Botanical garden wants to raise scholarly profile

New York conservatory anticipates opening of its Plant Science Center

April 21, 2002|By Glenn Collins | Glenn Collins,NEW YORK TIMES NEWS SERVICE

NEW YORK - Say that there happens to be this internationally famous campus in the city about which most New Yorkers are clueless. That it attracts doctoral students from all over the world, that it sends out scientists on exploratory missions across the planet and helps anchor global research on genomics, conservation and endangered species.

And say that it happens to be in the Bronx. And that it's about to get a new $100 million state-of-the-art focal point to house one of the world's greatest collections of its kind.

How many New Yorkers would be able to identify it by name? (All right, some of you guessed, it's the New York Botanical Garden.)

"Most people only know about the big conservatory with the tropical plants," said Gregory Long, the garden's president, referring to its $27 million Victorian conservatory, the nation's largest, which was renovated in 1997. "But as for the rest of what we do - we have had something of a low profile."

This seems likely to change as the 111-year-old institution anticipates the public opening on May 2 of its International Plant Science Center, including the garden's newly restored Beaux-Arts library building.

The terra-cotta, limestone and brick heirloom has been given a new six-story west wing designed by the firm of Polshek Partnership Architects.

The center will house the garden's 775,000-item library collection, its 6.5 million plant specimens and a new exhibition gallery.

Peter R. Crane, director of the Royal Botanic Gardens, Kew, England, said the New York Botanical Garden was a gem "whose collections needed to be housed in a proper way to recognize their importance, and to give people better access."

Ole Seberg, a professor at the University of Copenhagen who is an authority on evolutionary botany, said the new facilities could allow the garden to become a major force in plant studies.

"The botanical garden hosts the most important collections in the Western Hemisphere, and has its best library," he said.

The latest flurry of innovation follows a transformation at the botanical garden over several years.

250-acre complex

The 250-acre complex is at once an educational resource, a neighborhood park and a library open to the public.

The mile-wide national historic landmark had 650,000 visitors last year. Its living horticultural collections are, Long said, "a public museum without a roof."

After checking out the conservatory, most visitors wander through the 48 gardens and plant collections, including the celebrated 50-acre forest of oaks and hemlocks, which has never been lumbered.

But visitors are largely unaware of the institution's focus on botany - including molecular studies, plant conservation and plant genomics - in laboratory and research facilities that have a scientific staff of more than 200 people.

The garden is actually an academic campus, furthering the education of 42 doctoral candidates from places such as Yale, Columbia and New York University.

In recent weeks, 150 workers have been toiling to complete the four-year renovation, of which the grandest spectacle is the restoration of the copper-domed, 36-foot-high Beaux-Arts Library Rotunda.

Save for the inner dome, little of the historic detail inside the 94,000-square-foot library building, which dates back to 1901, had been preserved.

"So we created a work of unambiguously modern architecture," said James Stewart Polshek, whose firm designed the renovation.

Also nearing completion is the William and Lynda Steere Herbarium, a new 70,000-square- foot wing.

The plant science center's overall cost of $100 million also includes refurbishing the 400-seat Arthur and Janet Ross Lecture Hall; restoring the garden's perimeter fence of cast iron and stone; and expanding an online cataloging project.

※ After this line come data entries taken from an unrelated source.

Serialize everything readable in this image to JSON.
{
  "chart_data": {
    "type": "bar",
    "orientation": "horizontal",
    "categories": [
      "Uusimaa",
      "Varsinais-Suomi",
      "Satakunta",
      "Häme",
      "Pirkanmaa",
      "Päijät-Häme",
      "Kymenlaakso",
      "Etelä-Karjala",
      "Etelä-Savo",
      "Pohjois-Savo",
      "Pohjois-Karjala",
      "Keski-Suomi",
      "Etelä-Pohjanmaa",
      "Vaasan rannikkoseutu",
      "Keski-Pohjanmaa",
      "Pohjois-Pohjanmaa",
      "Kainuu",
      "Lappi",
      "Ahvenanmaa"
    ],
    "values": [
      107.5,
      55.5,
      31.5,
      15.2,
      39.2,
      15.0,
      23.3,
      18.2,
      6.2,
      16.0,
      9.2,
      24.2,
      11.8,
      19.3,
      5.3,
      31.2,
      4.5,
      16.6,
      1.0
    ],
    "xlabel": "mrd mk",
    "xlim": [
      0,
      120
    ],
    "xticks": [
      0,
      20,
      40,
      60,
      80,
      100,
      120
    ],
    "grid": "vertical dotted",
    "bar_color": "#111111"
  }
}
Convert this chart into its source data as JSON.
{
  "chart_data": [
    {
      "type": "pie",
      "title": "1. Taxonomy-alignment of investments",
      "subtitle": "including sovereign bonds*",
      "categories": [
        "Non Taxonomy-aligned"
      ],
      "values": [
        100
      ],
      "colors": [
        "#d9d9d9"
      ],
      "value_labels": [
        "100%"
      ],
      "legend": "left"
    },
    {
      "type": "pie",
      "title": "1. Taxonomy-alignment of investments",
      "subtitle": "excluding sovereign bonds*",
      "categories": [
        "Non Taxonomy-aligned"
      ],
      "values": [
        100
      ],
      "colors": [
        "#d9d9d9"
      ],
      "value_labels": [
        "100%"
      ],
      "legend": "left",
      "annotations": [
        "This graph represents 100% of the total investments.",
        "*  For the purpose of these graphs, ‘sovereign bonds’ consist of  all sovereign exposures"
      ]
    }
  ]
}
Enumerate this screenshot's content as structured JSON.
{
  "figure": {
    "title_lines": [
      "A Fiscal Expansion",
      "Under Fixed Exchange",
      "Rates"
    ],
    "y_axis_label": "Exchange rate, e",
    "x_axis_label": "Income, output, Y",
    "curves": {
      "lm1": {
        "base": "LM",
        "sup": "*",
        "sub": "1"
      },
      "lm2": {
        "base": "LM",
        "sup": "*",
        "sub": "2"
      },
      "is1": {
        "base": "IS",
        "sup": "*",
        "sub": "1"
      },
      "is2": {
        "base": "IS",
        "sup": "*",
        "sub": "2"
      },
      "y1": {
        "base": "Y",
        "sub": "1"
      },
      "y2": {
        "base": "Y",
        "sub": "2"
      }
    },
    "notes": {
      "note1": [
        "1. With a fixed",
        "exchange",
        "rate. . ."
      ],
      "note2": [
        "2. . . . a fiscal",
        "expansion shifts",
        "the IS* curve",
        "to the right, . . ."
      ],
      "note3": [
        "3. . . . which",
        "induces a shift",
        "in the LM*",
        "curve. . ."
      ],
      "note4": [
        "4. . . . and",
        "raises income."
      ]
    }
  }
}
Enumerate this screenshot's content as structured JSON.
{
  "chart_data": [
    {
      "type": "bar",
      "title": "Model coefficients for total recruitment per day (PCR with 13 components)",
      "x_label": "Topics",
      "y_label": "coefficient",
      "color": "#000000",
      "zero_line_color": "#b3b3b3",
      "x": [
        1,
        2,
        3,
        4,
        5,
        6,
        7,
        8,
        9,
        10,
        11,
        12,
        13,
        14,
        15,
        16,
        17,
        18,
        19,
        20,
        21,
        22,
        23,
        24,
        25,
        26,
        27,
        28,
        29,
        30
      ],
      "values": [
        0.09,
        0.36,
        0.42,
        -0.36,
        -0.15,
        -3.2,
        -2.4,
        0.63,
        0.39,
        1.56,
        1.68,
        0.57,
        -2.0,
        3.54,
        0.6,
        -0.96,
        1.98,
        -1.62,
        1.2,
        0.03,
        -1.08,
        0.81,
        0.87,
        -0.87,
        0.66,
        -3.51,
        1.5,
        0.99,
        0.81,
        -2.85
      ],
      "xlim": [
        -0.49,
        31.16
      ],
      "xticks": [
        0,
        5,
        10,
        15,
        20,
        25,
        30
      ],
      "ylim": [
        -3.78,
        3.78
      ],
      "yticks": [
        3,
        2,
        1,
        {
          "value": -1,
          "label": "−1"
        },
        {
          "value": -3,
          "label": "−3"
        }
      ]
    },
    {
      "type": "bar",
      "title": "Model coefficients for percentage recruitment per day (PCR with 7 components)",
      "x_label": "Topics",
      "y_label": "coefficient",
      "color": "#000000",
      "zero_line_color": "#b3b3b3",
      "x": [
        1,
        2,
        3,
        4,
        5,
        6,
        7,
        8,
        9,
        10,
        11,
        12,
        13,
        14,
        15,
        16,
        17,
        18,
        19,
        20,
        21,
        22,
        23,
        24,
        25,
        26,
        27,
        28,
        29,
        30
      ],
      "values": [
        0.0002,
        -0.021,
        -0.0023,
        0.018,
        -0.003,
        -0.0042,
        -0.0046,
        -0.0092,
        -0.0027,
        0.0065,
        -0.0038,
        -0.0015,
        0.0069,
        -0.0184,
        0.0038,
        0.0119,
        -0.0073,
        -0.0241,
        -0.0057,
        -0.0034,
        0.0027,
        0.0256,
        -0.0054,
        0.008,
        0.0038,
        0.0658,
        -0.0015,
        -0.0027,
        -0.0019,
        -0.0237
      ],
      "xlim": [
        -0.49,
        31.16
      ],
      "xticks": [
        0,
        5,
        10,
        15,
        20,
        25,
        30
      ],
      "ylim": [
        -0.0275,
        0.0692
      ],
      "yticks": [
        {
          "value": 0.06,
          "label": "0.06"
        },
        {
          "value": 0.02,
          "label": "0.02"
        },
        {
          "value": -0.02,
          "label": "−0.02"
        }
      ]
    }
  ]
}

The reinforced floors of the herbarium are lined with 8-foot-tall gray steel storage areas, known among the world's botanists as "New York Botanical Garden cabinets" for their distinctive fireproof, two-door, gasket-sealed, 52-shelf design. They hold some of the most priceless resources of the botanical garden, historic specimens that facilitate DNA research to classify plant relationships.

Barbara Thiers, the herbarium director, showed off some of the rarest specimens, including a fragile, tiny moss (Ulota darwinii) collected by Charles Darwin in Tierra del Fuego on the voyage of the Beagle from 1831 to 1836, and a microscopic fungus collected on Dec. 12, 1900, by George Washington Carver.

Sophisticated cooling

In the new herbarium, the specimens will be preserved by a innovative cooling system. "We informally refer to the building as the largest, most elegant and most sophisticated refrigerator in the United States," Polshek said.

Most of these specimens are the harvest of the botanical garden's own worldwide collecting missions, pursued since 1897. Fifty intrepid explorers are currently on collecting journeys in South Africa, Asia and Micronesia.